Fatih Terim, sezonun ilk yarısında TT Arena’da’da oynanan ve çok başarılı olan Fenerbahçe maçının kadrosunu bugüne kadar korumaya gayret gösterdi. O kadro ve sahaya yayılan dizilişin Galatasaray’ı bugüne kadar taşıdı.
Birbirleriyle uyumlu, eksikliklerini tamamlayan, nerede nasıl duracağını bilen ve özellikle de formda futbolcular Galatasaray’ın en önemli kozu oldu.
Bu oyuncuların aynı çizgide devam edeceğini de görebiliyoruz.
Ancak her zaman aynı başarıyı göstermek mümkün olamayabiliyor.

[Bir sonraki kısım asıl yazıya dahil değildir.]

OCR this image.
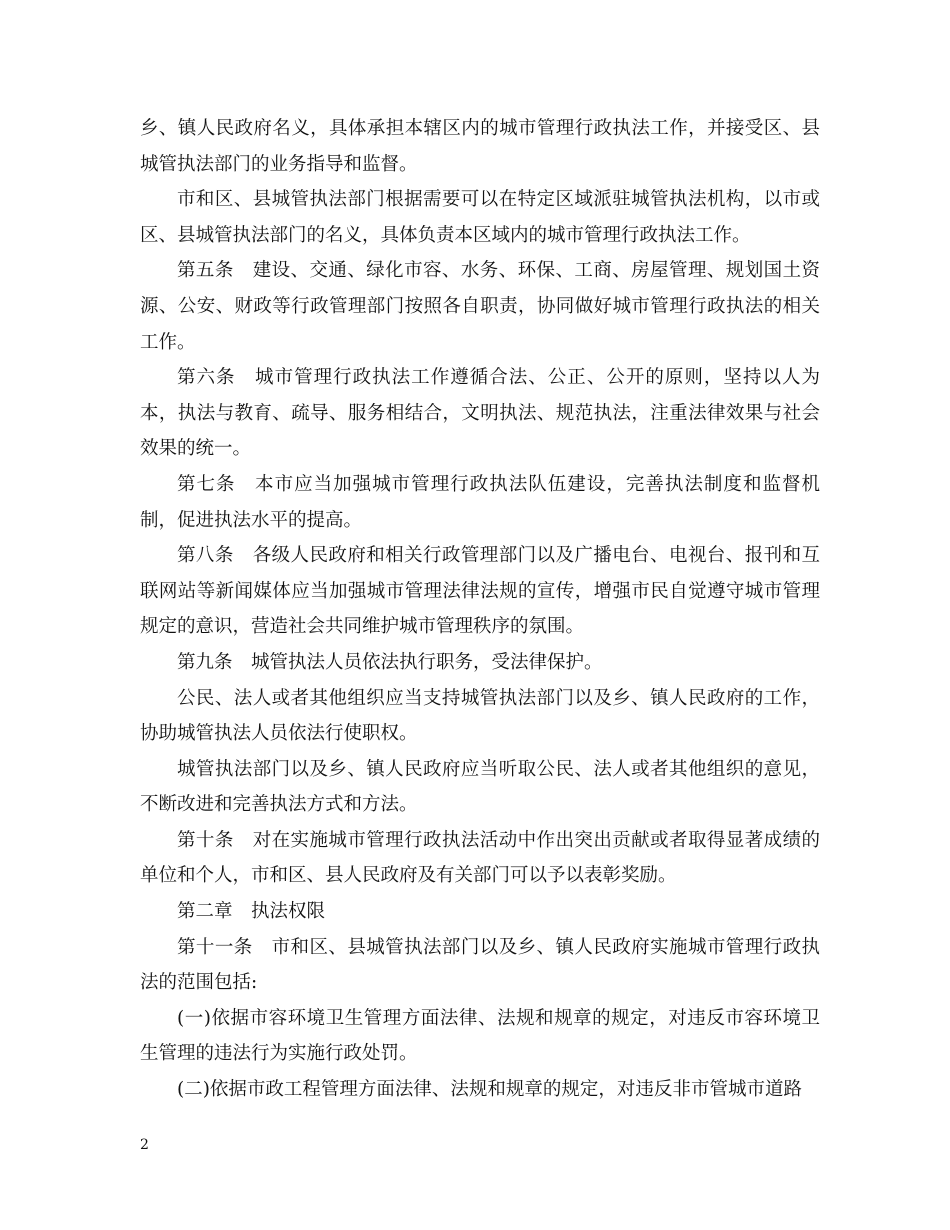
乡、镇人民政府名义，具体承担本辖区内的城市管理行政执法工作，并接受区、县城管执法部门的业务指导和监督。

市和区、县城管执法部门根据需要可以在特定区域派驻城管执法机构，以市或区、县城管执法部门的名义，具体负责本区域内的城市管理行政执法工作。

第五条　建设、交通、绿化市容、水务、环保、工商、房屋管理、规划国土资源、公安、财政等行政管理部门按照各自职责，协同做好城市管理行政执法的相关工作。

第六条　城市管理行政执法工作遵循合法、公正、公开的原则，坚持以人为本，执法与教育、疏导、服务相结合，文明执法、规范执法，注重法律效果与社会效果的统一。

第七条　本市应当加强城市管理行政执法队伍建设，完善执法制度和监督机制，促进执法水平的提高。

第八条　各级人民政府和相关行政管理部门以及广播电台、电视台、报刊和互联网站等新闻媒体应当加强城市管理法律法规的宣传，增强市民自觉遵守城市管理规定的意识，营造社会共同维护城市管理秩序的氛围。

第九条　城管执法人员依法执行职务，受法律保护。

公民、法人或者其他组织应当支持城管执法部门以及乡、镇人民政府的工作，协助城管执法人员依法行使职权。

城管执法部门以及乡、镇人民政府应当听取公民、法人或者其他组织的意见，不断改进和完善执法方式和方法。

第十条　对在实施城市管理行政执法活动中作出突出贡献或者取得显著成绩的单位和个人，市和区、县人民政府及有关部门可以予以表彰奖励。

第二章　执法权限

第十一条　市和区、县城管执法部门以及乡、镇人民政府实施城市管理行政执法的范围包括:

(一)依据市容环境卫生管理方面法律、法规和规章的规定，对违反市容环境卫生管理的违法行为实施行政处罚。

(二)依据市政工程管理方面法律、法规和规章的规定，对违反非市管城市道路

2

Burada karşı takımın nasıl oynadığı çok önemli bir bileşen olurken diğer taraftan sizin sahada bildiklerinizi ne şekilde uyguluyor olduğunuz önem kazanıyor.
Trabzonspor dört gün önceki görüntüsünden çok uzak bir performans sergilerken her alanda Galatasaraylı oyuncuların oyun kurmasına engel oldu.
Trabzonspor’a geçen sene çok şey kazandıran geriden hızlı hücum yaparak ileri çıkışların örneklerini bu maçta sıklıkla yakaladılar.
Galatasaray çok adamla atağa çıktığı için geride eksik yakalanabiliyor. Sarı kırmızılılar bu eksiğini rakip alanda tam saha baskı uygulayarak kapatmaya çalışıyor. Ancak orta alanda kaptırılan toplar büyük tehlikeye dönüşebiliyor.
İlk yarının son on dakikasında Trabzonspor bu maçı kazanabilecek skoru elde edebilirdi.
İkinci yarı yine Fatih Terim’in bilindik ve beklenen değişiklikleri geldi.
Aydın Yılmaz hamlesiyle her maçta 65. dakikadan sonra rakiplerinin üzerine yoğun baskı kuruyor ki bu maçta da aynı şey tekrarlandı.
Fakat ilk defa ilginç bir şey daha denedi; ileride forvet hattını Necati’yi oyunda tutup Baros’u alarak üçledi.
Bunu da merkezde Melo’yu ve sol kanatta oynayan Emre’yi kenara alarak yaptı.
Böylece bugüne kadar sezon ortalaması göz önüne alındığında iyi işleyen 4-4-2 sistemi bozulmuş oldu; 4-3-3 gibi bir diziliş sahaya yansıdı.
Burada en kritik bölge Melo’nun boşalttığı alandı ki aslında Trabzonspor’a golü bulduracak ve sevdiği atakları yaptıracak bir ortam da oluşmuştu.
Fakat muhtemelen maç boyu yaptığı mücadeleden yorgun düşen futbolcular ileriye doğru etkili bir atak yapamadılar.
İki defa Henrique’nin getirdiği topu Burak değerlendiremedi.
Baros’un girmesi ve dizilişin değişmesinden sonra sahada ne yapmak istediği tam olarak anlaşılmayan, her dakika biraz daha dağınık bir Galatasaray izledik.
Teknik adamlar bazen oyuna bu şekilde müdahalelerde bulunur; bazen böylesi hamleler sizi başarılı yaparken kiminde de beklenmedik sonuçlarla karşı karşıya bırakabilir.
Açıkçası Riera’nın bu takımda maç boyunca kenarda oturuyor olması ilginç bir tercih oldu.
Trabzonspor’da Serkan, Olcan, Colman Zokora ve Giray üst düzey performans sergiledi. Maçın dengede kalmasını sağlayan oyuncular oldular.
Tolga Özkalfa’nın ilk yarı hiç kart çıkarmayıp, ikinci yarı her önüne gelen oyuncuya bir sarı kart göstermesi kafasının ne kadar karışık olduğunun tipik ifadesiydi sanki.